The Felix "FEA" Logo used in place of the Friden logo to the left of the keyboard panel
Thanks to Alex Floca for supplying this photo.

Sometime in the early 1970's ICE FELIX made a licensing arrangement with a Japanese electronic calculator manufacturer whereby the calculators would be made in Japan to Felix specifications (e.g., color scheme, badging), shipped to Felix for sale throughout Eastern Europe. Once the arrangement with the Japanese began, the manufacturing of the Friden calculators, which by this time were quite outdated technology, promptly stopped. One thing is very clear, the Felix CE 30 electronic calculator is very rare today, with fewer known examples that can be counted on one hand.

On a personal note, I saw and played with a Friden 130 when it was fairly new to the market, at the Pacific Science Center at the Seattle World's Fair site sometime in late '64 or early '65. (The World's fair was in 1962, and I visited it during that time, but the time where I saw the Friden 130 was during a later visit). Even though I was only around six or seven years old at the time, I very clearly remember this machine being there, and the feelings of amazement I had that this machine was able to quietly and quickly carry out all the math I could throw at it (which at the time wasn't much, but it was still fun to play with).

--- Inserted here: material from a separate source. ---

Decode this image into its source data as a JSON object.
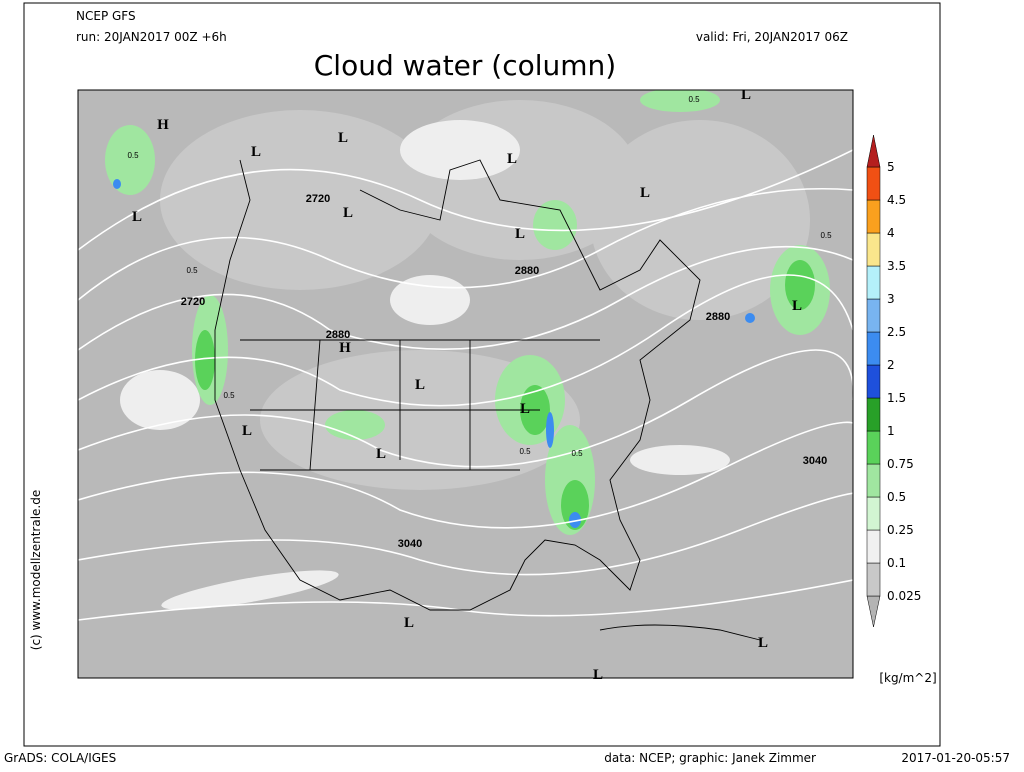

For some first-hand information about the Friden 130 and its follow-on machine, the 132, see the article entitled The Friden EC-130: The World's Second Electronic Desktop Calculator, by Nicholas Bodley. The article is a wonderful summary of recollections by Nicholas, who was a field service technician working for Friden at the time the Friden 130 was introduced. The article gives a fascinating look into the details of the development and workings of the machine. The article is presented here by permission.

Sincere thanks to Jack Bialik(7/20/1924-1/4/2010) for his contribution of information relating to his development of the prototype CRT display system for the Friden calculator while he worked at SRI.

A great debt of thanks is also due to Mr. Dick Ahrens, an Electronics Engineer who was a key member of the EC-130 development team. Mr. Ahrens shared a great many of his memories of those times, as well as providing a number of vintage photos from those days at Friden that are shown in this exhibit.